The Alberta Pregnancy Outcomes and Nutrition study is being conducted at the behavioural research facility at the Alberta Children's Hospital. The study follows mothers throughout their pregnancies and investigates possible links between nutrition, maternal mental health and infant development.

"There's very little research that has looked directly at the impact of maternal nutrition during pregnancy and maternal mental health," said a research director Deborah Dewey. "Also, there is little research that is specifically focused on how what the mother eats during pregnancy impacts the child's neuro-development, especially in the developing world."

APrON monitors the mother's diet, activity and mental and physical health during pregnancy, breast feeding and after weaning. The team also analyzes the mother's medical history, blood and urine samples, breast milk and the child's neuro-cognitive assessment at age three.

There are currently over 1,400 mothers participating in Calgary and Edmonton, with 610 babies born so far.

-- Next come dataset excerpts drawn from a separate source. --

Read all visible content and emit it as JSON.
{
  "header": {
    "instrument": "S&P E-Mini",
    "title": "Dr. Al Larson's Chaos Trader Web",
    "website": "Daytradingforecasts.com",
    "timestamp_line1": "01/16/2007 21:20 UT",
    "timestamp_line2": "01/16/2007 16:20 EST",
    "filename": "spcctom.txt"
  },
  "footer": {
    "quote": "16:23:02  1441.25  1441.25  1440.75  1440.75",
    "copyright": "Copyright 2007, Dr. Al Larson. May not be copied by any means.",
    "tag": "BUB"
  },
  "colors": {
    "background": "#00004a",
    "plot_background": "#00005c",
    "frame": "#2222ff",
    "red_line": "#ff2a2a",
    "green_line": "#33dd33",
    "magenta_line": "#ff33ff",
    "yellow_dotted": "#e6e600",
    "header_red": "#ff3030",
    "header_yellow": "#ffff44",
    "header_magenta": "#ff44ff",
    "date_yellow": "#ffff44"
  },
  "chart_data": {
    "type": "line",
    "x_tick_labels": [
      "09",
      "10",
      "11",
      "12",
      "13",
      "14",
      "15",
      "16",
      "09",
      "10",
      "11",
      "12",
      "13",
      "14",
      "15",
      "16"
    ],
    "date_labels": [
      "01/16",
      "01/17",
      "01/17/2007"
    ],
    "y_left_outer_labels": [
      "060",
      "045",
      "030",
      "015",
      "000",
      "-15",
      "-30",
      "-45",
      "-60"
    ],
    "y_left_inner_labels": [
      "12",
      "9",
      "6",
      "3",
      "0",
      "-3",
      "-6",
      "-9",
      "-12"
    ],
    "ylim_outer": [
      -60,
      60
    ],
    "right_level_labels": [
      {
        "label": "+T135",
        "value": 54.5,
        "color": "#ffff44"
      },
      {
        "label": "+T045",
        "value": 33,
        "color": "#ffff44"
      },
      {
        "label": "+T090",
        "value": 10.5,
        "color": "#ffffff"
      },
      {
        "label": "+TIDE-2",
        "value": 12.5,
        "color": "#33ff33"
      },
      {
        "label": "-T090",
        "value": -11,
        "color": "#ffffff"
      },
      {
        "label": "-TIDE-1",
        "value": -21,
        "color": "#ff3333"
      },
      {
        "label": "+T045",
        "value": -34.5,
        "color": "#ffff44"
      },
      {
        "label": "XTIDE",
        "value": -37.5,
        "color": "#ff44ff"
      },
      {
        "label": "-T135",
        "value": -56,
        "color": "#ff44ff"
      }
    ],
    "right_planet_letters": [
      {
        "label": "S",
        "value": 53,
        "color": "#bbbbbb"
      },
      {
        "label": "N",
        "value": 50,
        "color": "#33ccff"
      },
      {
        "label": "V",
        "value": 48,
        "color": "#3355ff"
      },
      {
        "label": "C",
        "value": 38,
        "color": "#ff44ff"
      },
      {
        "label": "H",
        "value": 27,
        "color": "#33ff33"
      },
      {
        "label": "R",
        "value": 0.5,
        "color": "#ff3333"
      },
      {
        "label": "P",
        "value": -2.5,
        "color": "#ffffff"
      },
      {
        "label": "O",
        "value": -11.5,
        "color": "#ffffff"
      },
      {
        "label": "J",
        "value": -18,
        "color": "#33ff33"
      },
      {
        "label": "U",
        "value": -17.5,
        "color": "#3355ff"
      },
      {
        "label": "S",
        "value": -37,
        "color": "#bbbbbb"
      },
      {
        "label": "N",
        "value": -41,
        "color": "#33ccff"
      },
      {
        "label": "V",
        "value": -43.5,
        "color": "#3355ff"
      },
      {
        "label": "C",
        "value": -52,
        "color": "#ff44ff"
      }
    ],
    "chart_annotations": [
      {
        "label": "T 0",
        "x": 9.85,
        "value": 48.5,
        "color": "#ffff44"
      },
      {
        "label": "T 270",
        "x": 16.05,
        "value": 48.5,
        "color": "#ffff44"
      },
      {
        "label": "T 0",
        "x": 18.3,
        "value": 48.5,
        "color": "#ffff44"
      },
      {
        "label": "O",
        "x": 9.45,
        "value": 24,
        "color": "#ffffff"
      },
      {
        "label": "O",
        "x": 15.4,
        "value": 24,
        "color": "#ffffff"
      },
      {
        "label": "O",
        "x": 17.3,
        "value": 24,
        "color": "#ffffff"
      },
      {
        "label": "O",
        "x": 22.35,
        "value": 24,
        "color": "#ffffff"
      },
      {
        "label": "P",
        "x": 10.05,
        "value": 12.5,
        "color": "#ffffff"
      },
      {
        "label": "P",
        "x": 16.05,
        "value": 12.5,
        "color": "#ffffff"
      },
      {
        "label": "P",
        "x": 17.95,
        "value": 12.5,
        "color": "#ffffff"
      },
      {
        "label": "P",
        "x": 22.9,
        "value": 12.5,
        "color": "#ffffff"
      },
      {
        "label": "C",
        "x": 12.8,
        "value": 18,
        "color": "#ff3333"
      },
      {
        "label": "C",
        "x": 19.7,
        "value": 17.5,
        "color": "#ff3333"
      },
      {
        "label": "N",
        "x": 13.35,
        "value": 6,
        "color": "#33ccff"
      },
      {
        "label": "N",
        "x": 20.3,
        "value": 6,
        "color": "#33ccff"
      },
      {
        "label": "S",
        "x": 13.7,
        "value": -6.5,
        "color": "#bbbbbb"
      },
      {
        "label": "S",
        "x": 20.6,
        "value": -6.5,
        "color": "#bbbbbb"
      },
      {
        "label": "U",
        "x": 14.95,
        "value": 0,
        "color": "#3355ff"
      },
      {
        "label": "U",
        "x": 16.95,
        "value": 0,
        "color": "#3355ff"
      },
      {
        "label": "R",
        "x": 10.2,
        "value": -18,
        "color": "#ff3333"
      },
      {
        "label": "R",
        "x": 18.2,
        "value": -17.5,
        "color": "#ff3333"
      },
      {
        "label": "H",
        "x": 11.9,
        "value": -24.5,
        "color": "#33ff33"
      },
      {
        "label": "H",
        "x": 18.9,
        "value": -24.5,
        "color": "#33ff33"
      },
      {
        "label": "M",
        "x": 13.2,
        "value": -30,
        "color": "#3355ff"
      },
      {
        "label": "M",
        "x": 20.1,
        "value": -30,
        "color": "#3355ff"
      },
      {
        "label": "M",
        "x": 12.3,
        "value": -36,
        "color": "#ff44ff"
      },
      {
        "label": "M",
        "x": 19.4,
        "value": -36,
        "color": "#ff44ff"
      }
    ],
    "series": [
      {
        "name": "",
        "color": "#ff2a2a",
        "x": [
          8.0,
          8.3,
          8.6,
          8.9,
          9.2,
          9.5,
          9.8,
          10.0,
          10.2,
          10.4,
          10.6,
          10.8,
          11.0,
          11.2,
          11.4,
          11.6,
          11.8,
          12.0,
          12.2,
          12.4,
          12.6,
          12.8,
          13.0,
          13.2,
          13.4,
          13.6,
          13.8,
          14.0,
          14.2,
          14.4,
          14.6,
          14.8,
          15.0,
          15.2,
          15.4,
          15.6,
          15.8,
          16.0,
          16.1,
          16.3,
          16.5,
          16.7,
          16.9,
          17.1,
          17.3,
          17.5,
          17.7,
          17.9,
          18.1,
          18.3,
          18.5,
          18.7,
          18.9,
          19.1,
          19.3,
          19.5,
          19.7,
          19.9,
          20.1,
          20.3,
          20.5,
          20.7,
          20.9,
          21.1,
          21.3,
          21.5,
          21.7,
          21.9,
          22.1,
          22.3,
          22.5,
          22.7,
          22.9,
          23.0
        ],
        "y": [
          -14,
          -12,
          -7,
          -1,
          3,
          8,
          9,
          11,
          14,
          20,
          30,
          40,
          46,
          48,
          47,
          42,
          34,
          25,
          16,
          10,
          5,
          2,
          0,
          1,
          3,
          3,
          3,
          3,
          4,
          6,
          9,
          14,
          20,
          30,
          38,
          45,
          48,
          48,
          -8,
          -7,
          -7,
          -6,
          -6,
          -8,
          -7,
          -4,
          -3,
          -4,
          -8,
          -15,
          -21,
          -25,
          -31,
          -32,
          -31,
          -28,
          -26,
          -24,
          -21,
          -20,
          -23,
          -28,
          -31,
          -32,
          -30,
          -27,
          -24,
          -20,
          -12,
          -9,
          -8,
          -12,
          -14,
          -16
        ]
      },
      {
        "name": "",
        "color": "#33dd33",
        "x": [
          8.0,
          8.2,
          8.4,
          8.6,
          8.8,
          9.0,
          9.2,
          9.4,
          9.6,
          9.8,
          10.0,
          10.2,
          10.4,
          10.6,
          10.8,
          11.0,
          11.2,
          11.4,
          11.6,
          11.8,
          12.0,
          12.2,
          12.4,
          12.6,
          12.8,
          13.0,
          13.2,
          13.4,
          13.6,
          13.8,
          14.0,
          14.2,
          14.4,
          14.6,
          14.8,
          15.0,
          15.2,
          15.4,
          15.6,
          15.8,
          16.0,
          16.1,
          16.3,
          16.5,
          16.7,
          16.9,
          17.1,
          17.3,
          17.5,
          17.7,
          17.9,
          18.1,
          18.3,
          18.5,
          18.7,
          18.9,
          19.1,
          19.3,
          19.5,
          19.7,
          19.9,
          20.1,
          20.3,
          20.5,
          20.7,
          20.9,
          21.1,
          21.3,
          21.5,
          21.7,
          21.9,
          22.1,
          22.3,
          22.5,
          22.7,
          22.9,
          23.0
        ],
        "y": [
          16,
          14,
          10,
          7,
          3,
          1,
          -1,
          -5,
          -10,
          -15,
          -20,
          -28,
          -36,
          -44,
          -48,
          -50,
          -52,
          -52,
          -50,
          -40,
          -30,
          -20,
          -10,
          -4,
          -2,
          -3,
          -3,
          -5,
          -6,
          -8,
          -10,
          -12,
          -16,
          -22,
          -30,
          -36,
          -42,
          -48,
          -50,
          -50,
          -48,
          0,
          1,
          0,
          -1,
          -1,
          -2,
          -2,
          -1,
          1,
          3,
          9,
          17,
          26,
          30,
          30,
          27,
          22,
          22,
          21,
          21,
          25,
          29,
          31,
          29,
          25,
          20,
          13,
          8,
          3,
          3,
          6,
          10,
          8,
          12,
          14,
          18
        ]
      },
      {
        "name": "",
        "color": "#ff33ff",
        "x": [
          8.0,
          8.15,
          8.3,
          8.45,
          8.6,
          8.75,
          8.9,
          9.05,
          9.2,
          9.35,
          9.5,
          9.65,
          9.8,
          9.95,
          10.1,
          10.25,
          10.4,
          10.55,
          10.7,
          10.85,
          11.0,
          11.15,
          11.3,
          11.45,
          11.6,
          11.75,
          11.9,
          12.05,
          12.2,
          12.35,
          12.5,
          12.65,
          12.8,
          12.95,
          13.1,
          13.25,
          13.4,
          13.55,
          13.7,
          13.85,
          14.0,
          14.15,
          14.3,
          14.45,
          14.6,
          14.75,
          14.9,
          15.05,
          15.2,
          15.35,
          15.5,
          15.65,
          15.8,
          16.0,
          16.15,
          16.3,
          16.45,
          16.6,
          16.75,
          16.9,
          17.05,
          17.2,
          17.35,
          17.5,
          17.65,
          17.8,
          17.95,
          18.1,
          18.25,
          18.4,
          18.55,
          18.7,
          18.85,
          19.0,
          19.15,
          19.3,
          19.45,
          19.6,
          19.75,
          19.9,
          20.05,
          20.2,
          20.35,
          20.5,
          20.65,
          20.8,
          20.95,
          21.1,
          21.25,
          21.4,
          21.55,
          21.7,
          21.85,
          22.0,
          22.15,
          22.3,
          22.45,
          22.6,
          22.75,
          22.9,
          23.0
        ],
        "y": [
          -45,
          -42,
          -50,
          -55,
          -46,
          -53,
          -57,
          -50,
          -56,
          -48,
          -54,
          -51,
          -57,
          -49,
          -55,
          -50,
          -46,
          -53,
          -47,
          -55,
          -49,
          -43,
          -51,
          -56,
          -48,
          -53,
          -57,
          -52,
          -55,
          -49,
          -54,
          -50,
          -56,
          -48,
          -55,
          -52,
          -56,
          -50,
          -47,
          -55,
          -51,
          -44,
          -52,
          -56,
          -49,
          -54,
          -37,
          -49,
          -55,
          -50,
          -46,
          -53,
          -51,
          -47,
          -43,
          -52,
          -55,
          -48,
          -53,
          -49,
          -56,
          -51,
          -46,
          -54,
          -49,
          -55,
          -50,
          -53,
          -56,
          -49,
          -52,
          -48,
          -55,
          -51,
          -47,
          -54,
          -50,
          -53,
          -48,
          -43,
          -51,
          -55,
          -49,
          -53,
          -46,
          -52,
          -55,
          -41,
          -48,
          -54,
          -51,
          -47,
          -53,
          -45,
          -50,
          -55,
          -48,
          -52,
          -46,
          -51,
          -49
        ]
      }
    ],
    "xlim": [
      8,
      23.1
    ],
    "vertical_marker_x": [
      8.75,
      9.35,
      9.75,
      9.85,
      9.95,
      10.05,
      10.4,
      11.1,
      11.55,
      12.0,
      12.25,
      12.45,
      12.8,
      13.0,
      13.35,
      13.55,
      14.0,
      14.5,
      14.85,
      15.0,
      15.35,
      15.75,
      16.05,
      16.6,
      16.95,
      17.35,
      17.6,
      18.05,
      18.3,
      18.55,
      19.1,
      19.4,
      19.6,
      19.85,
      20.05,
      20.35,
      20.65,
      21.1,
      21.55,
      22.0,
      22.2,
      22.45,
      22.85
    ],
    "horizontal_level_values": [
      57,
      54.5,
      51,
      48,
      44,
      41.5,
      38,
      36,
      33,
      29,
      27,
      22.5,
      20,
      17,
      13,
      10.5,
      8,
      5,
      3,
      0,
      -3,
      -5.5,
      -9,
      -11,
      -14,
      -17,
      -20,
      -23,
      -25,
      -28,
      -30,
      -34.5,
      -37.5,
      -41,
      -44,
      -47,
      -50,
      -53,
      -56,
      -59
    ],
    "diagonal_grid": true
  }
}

"It's no harm to me and if it can help others, why not?" asked Mary Ann Penney, a participant in the study since her first trimester.

APrON received $5 million from the Alberta government to study the children until the age of three.

Researchers foresee the results of APrON having far reaching effects.

"It's not only going to impact government and public policy, but it's also going effect nutritional research and recommendations," said APrON research assistant supervisor Dayna-Lynn Dymianiw.

APrON is a large study with opportunities for students to get involved. Students from both the Universities of Calgary and Alberta are currently analyzing some of the data through undergraduate research programs

"Because of the massive amounts of data we are collecting, there are so many different angles you can take," said Dymianiw. "We have a wealth of information we're establishing which could be unique for students looking for research projects."

"They're looking at social science stuff and biological stuff," said Emily Macphail, a second -year Health Science student who has worked with APrON since May 2010. "There's going to be so much data to use, no matter what area you're interested in."

APrON has grown since it started recruiting in 2009 and two satellite locations recently opened to accommodate more participants. Researchers are hoping to receive additional funding which would allow them to follow participants longer and gain additional data during other important developmental stages.

"We would be able to see if maternal nutrition is associated with the development of various neuro-developmental disorders that tend to be diagnosed at school age, such as ADHD and learning disabilities, as well as how it may relate to the development of mental health disorders such as depression and anxiety which have a higher prevalence as children move into adolescence," said Dewey. "The importance of longitudinal research like this is that you can start looking at what are the early factors that may be impacting our risk for developing conditions or chronic illness as we get older."

Penney had no reservations about her 12-week-old son continuing to participate in APrON if the program were to be extended.

"They have been very accommodating," said Penney. "It takes very little time out of my life and will benefit others."